In a war towards pulling more traders/investors to its platform, cryptocurrency exchanges are using a new model famously referred to as “transaction mining” which is a volume-boosting scheme. In this model exchanges technically charge transaction fees later returning  them in the form of their native digital tokens. Crypto Exchanges have been accused of using these low fees and wash trading tactics that ultimately result in high-trade volumes appearing on the CMC’s website.

CoinMarketCap says that instead of censoring such websites, it will instead attempt to over-provide on tools and data giving individuals the ability to analyze it at their end and make informed decisions. CMC wrote:

“Even though we try our best to verify the data with the exchanges on our site, we are not in the practice of censoring or policing others. In an open ecosystem like the one we are in, we believe that the best policy – that we follow closely – is to over-provide on data and let users make their own informed choices about what to do with that data.”

While commenting on this, CMC’s vice president of marketing Carylyne Chan wrote:

“While we have a relationship with most of the exchanges listed on our site, there is no guarantee that any of them will respond or comply to any specific guidelines, but we have to continue showing users the best approximation of price and volume based on all the data we have available. The evolution of new models such as transaction mining also means that there needs to be new ways to account for volume. Compounding it is the fact that they are, in fact, enabling greater liquidity in the way that users are trading more readily on the platforms.”

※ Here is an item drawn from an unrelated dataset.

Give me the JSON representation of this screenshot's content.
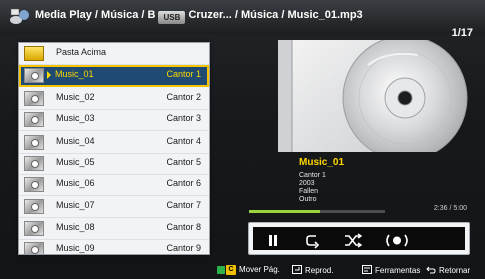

Chan also further noted that CMC’s model of data aggregation is based on the data sent to it by exchanges and then the number on the site reflects “the best approximation of price and volume based on all the data we have available.” She further explained that “even though we try our best to verify the data with the exchanges on our site, we are not in the practice of censoring or policing others.” However, she also added that “we understand that these concerns are valid and have implications on the community and the impressions that people have about exchanges, even more than we are traditionally used to.”

“Again, we want to state that our philosophy is to provide as much information as possible to our users so that they can form their own conclusions and interpretations – and not introduce our own bias into that mix. It is an extremely demanding problem that requires all our stakeholders in the cryptocurrency community to solve,” wrote the company concluding the blog post.